Kadar nitrat dari hasil pengamatan pada ketiga stasiun penelitian menunjukkan angka berkisar antara 4,3920 mg/l sampai 12,0388 mg/l, dengan kadar tertinggi terdapat pada Stasiun Penelitian I (lokasi sekitar tambak) sebesar 12,0388 mg/l dan terendah pada Stasiun III (lokasi mangrove). Hal ini dapat terjadi karena di lokasi sekitar tambak dijumpai kadar nitrit yang tinggi dan oleh aktivitas mikroorganisme dioksidasi menjadi nitrat sementara kadar nitrit di lokasi mangrove yang lebih rendah menghasilkan nitrat yang lebih rendah pula oleh hasil oksidasi mikroorganime.

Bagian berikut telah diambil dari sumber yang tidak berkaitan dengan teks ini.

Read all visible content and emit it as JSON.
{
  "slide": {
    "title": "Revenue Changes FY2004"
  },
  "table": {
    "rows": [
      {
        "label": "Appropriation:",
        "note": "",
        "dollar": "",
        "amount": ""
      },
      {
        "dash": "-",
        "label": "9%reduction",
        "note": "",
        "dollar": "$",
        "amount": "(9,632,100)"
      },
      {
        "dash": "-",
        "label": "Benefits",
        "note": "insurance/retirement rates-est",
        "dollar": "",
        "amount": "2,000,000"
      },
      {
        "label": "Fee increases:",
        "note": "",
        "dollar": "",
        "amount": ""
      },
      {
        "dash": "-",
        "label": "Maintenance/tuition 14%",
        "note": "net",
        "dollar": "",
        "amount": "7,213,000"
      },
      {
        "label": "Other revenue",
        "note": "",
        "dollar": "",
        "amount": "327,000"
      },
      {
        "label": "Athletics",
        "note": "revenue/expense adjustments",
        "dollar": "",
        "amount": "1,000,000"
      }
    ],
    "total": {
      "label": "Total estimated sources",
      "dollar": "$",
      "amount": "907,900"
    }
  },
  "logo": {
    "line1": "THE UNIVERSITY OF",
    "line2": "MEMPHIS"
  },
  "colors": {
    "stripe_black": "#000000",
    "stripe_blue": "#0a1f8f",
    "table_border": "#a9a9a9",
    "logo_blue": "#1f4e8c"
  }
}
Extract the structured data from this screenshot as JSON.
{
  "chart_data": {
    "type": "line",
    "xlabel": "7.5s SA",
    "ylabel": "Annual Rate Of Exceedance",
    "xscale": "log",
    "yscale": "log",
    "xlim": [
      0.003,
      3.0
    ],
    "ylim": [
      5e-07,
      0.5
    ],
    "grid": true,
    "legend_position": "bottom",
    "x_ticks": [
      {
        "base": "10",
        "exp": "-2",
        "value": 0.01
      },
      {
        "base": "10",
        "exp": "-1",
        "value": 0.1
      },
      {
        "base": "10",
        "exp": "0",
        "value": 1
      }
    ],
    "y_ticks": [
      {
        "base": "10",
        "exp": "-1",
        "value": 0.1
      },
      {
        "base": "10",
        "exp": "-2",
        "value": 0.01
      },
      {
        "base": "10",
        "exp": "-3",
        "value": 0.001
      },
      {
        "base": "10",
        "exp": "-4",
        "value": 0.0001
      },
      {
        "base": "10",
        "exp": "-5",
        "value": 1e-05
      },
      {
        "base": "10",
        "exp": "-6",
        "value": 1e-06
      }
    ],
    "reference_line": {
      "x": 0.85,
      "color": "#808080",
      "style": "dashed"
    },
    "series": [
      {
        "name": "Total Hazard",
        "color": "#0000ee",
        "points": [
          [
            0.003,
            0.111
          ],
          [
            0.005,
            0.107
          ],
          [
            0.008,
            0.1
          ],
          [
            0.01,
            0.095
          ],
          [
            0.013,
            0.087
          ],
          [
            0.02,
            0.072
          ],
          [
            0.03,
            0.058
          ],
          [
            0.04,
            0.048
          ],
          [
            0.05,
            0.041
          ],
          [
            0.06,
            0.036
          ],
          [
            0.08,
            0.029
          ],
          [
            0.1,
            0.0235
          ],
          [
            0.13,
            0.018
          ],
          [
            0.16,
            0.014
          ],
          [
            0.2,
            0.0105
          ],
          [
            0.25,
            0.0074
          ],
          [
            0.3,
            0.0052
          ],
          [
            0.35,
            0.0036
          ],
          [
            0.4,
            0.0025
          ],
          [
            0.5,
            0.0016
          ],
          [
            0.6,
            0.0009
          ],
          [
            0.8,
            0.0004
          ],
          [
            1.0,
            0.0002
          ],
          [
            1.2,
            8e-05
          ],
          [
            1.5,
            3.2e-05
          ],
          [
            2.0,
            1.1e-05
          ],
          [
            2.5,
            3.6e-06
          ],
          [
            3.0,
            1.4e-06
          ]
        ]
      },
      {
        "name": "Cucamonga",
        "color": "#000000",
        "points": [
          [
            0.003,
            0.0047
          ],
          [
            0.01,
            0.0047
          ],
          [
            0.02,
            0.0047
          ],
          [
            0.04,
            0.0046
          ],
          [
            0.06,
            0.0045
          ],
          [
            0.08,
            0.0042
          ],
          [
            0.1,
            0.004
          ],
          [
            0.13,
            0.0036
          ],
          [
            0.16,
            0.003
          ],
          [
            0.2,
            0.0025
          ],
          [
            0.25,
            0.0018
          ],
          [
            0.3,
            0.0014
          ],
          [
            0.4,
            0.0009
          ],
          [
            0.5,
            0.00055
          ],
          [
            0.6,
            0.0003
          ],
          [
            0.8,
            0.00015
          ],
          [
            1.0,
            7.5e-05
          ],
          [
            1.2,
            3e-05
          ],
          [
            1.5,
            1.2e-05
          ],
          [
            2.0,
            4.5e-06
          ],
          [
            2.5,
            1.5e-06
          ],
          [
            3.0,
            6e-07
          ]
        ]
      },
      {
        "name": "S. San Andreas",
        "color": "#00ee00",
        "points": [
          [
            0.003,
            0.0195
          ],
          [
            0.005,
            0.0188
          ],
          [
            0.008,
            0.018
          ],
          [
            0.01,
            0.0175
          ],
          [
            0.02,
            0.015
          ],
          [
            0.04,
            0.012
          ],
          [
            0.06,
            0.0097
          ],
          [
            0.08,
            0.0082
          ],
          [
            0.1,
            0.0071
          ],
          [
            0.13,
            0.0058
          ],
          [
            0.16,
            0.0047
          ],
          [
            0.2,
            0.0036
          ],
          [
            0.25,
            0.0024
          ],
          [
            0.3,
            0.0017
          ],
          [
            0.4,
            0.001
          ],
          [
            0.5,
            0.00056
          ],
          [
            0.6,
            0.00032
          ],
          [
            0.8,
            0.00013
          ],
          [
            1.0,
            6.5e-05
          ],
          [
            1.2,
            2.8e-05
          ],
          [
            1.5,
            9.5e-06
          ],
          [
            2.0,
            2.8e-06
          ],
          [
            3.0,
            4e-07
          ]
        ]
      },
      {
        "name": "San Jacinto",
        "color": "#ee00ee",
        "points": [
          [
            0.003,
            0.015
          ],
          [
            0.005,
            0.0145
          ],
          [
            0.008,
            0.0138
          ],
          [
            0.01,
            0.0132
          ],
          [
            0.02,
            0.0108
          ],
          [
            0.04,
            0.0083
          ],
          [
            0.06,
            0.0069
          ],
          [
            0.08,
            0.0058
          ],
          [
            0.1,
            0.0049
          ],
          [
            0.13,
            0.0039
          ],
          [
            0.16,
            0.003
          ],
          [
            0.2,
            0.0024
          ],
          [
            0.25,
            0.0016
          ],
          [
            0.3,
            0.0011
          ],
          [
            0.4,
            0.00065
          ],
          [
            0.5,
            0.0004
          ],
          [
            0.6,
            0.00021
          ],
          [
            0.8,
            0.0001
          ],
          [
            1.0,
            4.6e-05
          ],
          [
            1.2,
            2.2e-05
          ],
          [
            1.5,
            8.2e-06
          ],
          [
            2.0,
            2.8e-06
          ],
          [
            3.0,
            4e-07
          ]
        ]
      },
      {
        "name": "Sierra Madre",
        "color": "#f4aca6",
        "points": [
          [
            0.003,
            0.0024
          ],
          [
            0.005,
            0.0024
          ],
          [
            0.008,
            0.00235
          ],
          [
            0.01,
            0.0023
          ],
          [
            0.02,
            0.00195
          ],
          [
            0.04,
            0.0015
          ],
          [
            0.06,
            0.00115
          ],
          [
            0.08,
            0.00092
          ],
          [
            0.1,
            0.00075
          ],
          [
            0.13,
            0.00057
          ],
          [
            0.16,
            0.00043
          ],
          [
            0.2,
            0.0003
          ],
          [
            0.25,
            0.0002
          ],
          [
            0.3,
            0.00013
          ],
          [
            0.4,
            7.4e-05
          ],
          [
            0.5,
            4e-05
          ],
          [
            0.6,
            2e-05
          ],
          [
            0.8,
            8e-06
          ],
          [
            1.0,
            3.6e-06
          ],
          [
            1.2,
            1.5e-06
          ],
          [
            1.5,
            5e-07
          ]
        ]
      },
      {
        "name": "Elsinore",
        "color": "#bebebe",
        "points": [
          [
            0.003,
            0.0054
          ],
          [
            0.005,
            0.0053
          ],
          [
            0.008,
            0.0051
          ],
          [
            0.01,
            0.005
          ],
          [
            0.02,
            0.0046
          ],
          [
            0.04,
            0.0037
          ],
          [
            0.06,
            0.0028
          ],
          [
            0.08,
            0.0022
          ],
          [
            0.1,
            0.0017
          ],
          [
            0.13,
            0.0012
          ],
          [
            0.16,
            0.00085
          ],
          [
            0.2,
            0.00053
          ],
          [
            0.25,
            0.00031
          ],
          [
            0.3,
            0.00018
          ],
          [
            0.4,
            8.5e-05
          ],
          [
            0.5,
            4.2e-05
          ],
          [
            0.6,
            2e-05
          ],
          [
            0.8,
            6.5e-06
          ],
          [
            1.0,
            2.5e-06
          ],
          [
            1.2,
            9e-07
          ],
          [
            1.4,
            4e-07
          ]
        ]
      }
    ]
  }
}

Proses oksidasi nitrit menjadi nitrat terjadi oleh aktivitas bakteri dari kelompok nitrobacter dengan reaksi NO2 + O2 → NO3. Proses oksidasi oleh mikroorganisme ini dikenal sebagai proses nitrifikasi (Borneff, 1982; Schwoerbel 1987 dan Hutter 1990 dalam Barus 2004).

5.1.7. Ortofosfat

Dari hasil pengamatan diketiga stasiun didapatkan kandungan pospat di kisaran 0,1875 mg/l sampai 0,2599 mg/l dengan nilai tertinggi diperoleh pada Stasiun Pengamatan III (lokasi mangrove) sebesar 0,2599 mg/l dan terendah pada Stasiun Pengamatan II (lokasi muara) sebesar 0,1875 mg/l. Menurut Barus (2004) dalam ekosistem air, fosfat terdapat dalam tiga bentuk yaitu senyawa fosfat anorganik seperti ortofosfat, senyawa organik dalam protoplasma dan sebagai senyawa organik terlarut yang terbentuk dari proses penguraian tubuh organisma. Fosfat juga berasal dari sedimen yang selanjutnya meresap ke dalam air tanah dan pada akhirnya masuk ke perairan terbuka seperti sungai lalu terbawa ke perairan laut. Selain itu dapat juga berasal dari atmosfer dan bersama air hujan masuk ke dalam perairan.

Tingginya kadar fosfat di Stasiun III (lokasi mangrove) dimungkinkan oleh banyaknya proses penguraian lapukan tumbuhan di lokasi ini yang berasal dari daun ataupun ranting vegetasi mangrove. Rendahnya kadar fosfat di Stasiun II (lokasi muara) terjadi disebabkan karena di lokasi ini hanya dijumpai sedikit ditemukan tanaman air dan vegetasi mangrove.

5.1.8. Klorida

Dari hasil pengamatan pada ketiga stasiun didapati kadar klorida sebanyak 17,963 mg/l sampai 19,241 mg/l dengan kadar klorida tertinggi diperoleh pada Stasiun Pengamatan II (lokasi muara) dan terendah pada Stasiun Pengamatan I (lokasi

sekitar tambak). Menurut Barus (2004), klor merupakan ion dari senyawa anorganik yang mempunyai mobilitas yang tinggi dan pada umumnya terdapat hampir di semua ekosistem air. Konsentrasi klor dalam air terutama dipengaruhi oleh proses perombakan kimiawi dari substrat. Menurut Brehm & Meijering (1990) dalam Barus (2004) klor yang terdapat dalam air sebagian besar berasal dari substrat tanah dan sedimen yang mengandung klor serta dari atmosfer melalui curah hujan atau klor yang berasal dari limbah cair yang memasuki perairan.